Era il "Te Deum" di un'umanità redenta, che gli anni successivi hanno solo reso più profondo, più pieno, e che con toni sempre crescenti crescerà ancora negli Alleluia dei cieli. Salvatore, Messia, Signore! Questi titoli colpirono all'orecchio di Mary non con sorpresa, perché ormai si è abituata alle sorprese, ma con un brivido di meraviglia. Non riusciva ancora a enunciare tutto il loro significato profondo, e così meditava "nel suo cuore", nascondendoli nella sua anima materna, affinché i loro segreti profondi potessero maturare e sbocciare nell'estate degli anni successivi.

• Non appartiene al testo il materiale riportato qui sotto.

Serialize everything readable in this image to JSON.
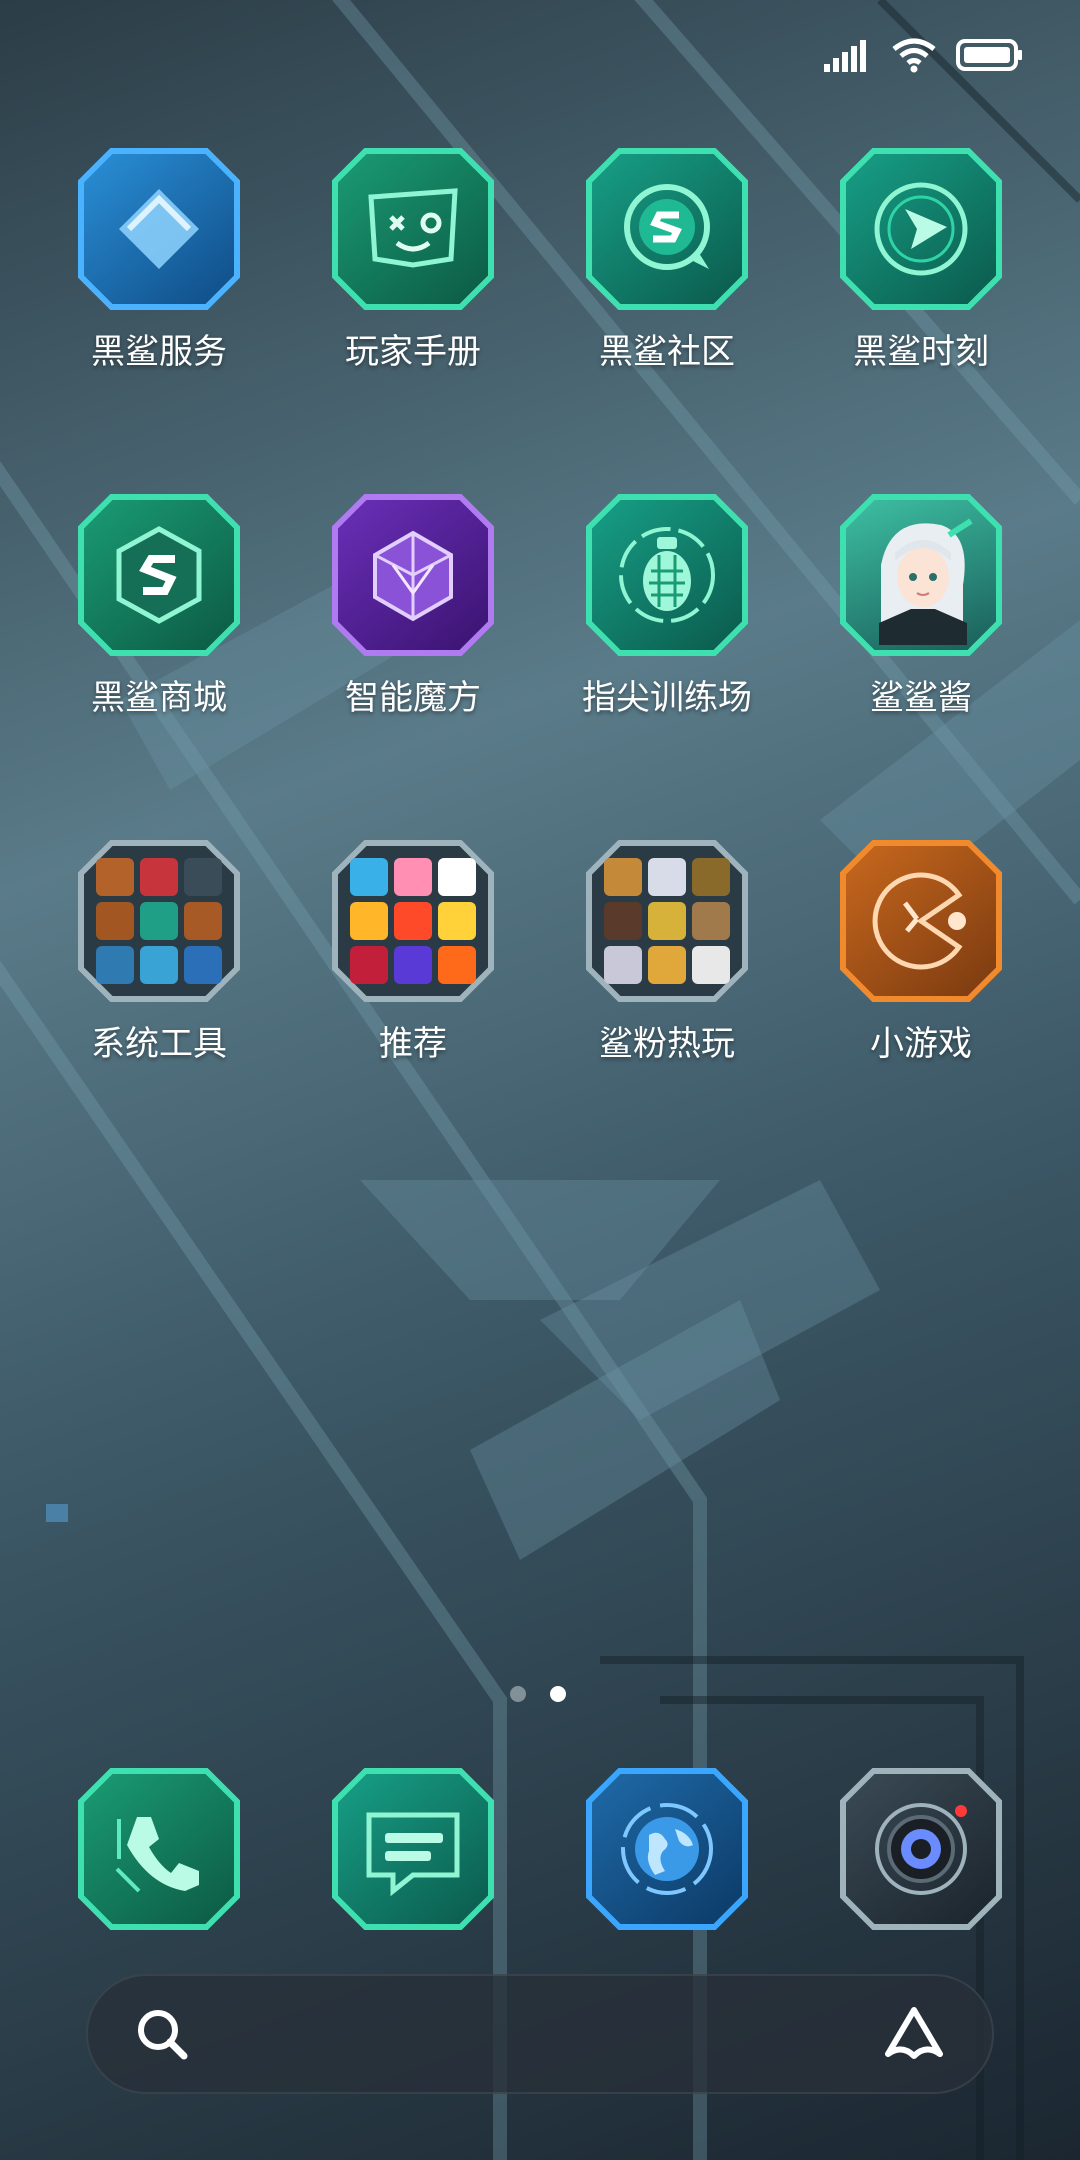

I pastori non compaiono più nel racconto evangelico. Li vediamo tornare al loro compito "glorificando e lodando Dio per tutte le cose che avevano udito e visto", e poi cade su di loro il manto di un profondo silenzio. Come un'allodola, che sale al cielo, si perde alla nostra vista, diventando un dolce canto nel cielo, così questi pastori anonimi, questi primi discepoli del Signore, dopo aver deposto il loro tributo ai suoi piedi, a nome dell'umanità salutando il Cristo che doveva essere-ora scomparire dai nostri occhi, lasciandoci l'esempio del loro sguardo al cielo e della loro fede semplice, e lasciando anche i loro "Glorias", che in molteplici riverberi riempiono tutte le terre e tutti i tempi, il preludio terreno di il Nuovo, il Canto eterno.